Burton et Lazaridis ont aussi recruté des scientifiques externes talentueux pour former un Comité consultatif scientifique (Scientific Advisory Committee ou SAC), capable d’offrir un avis impartial et éclairé à ce jeune institut sur les grandes orientations de recherche. Le premier comité SAC comptait des figures de proue du monde de la physique, comme Roger Penrose, James Hartle, Chris Isham, Artur Ekert, Scott Tremaine, Ian Affleck, Cecilia Jarlskog et Joe Polchinski.

La première réunion du SAC a eu lieu au printemps 2001. Ces conseillers scientifiques de renom ont consacré énormément de temps et d’énergie à l’Institut, se souvient Robert Myers, membre du corps professoral fondateur (et plus tard directeur). « Je sais que Howard et l’ensemble de l’Institut ont grandement bénéficié de leurs conseils, de leur encadrement et de leurs recommandations. »

Au moment de sa fondation, l’Institut Périmètre comptait à l’interne trois professeurs (Robert Myers, Lee Smolin et Fotini Markopoulou), deux professeurs associés (Raymond Laflamme et Michele Mosca), ainsi que quatre boursiers postdoctoraux (Olaf Dreyer, Oliver Winkler, John Brodie et Konstantin Savvidis).

From vision to reality

En 25 ans, l’Institut Périmètre est passé à 25 professeures et professeurs de recherche, 22 professeures et professeurs associés (ayant une nomination conjointe entre Périmètre et d’autres établissements), ainsi que 70 boursiers postdoctoraux venus de 26 pays, 79 doctorantes et doctorants issus de 29 pays, et 25 étudiantes et étudiants à la maîtrise provenant de 18 pays.

Aujourd’hui, l’Institut accueille sans cesse des centaines de scientifiques en visite, y compris des chaires de recherche invitées, des fellows, des conférencières et conférenciers, ainsi que de nombreux collaborateurs et invités. Chaque année, plus d’une douzaine de conférences sont organisées, réunissant à chaque fois des centaines de scientifiques du monde entier venus collaborer à Waterloo.

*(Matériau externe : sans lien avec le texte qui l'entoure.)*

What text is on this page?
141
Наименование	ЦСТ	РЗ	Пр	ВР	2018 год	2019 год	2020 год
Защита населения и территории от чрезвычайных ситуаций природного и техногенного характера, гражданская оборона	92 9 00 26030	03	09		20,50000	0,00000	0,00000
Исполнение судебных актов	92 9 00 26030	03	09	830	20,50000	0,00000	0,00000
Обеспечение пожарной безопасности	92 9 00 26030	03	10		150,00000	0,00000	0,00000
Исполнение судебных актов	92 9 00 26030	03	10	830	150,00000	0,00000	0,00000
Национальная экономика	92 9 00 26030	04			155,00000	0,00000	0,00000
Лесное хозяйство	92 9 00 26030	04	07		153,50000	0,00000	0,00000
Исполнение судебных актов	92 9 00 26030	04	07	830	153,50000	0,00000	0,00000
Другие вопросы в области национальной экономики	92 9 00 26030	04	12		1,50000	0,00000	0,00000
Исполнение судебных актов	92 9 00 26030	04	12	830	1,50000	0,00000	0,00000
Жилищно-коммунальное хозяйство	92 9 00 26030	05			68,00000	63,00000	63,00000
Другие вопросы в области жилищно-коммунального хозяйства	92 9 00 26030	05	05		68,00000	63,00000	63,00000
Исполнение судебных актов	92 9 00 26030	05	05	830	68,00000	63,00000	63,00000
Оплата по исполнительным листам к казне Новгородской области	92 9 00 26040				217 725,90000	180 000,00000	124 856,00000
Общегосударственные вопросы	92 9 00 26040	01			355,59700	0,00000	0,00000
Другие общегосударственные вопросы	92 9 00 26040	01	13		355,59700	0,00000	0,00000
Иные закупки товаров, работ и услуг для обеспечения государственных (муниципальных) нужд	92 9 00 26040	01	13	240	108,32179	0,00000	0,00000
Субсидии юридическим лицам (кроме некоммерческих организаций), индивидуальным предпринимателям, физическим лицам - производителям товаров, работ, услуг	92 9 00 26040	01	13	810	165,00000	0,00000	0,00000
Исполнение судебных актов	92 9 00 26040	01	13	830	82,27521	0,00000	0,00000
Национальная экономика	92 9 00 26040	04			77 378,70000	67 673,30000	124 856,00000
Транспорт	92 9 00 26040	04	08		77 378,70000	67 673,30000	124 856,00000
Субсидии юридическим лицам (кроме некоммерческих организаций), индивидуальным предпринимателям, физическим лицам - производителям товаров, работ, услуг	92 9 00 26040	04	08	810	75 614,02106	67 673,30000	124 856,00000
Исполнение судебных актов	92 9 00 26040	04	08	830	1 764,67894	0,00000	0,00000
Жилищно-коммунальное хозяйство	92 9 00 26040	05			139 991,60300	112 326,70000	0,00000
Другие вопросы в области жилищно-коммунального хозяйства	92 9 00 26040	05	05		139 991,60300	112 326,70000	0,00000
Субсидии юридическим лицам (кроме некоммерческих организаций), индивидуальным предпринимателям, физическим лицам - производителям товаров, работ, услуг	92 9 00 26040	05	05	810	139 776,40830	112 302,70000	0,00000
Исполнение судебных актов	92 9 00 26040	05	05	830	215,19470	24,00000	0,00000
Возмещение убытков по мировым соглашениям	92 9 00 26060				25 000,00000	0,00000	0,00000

At Perimeter Institute, collaboration has always been key. Researchers gather at the chalkboard to solve physics’ most complex problems.

L’Institut Périmètre abrite aussi une équipe de sensibilisation primée, composée de pédagogues chevronnés qui conçoivent et diffusent gratuitement du matériel destiné aux enseignants. Chaque année, cette équipe forme des enseignantes et enseignants du secondaire dans le monde entier afin que la physique moderne rejoigne des millions de jeunes dans des leçons captivantes et inspirantes.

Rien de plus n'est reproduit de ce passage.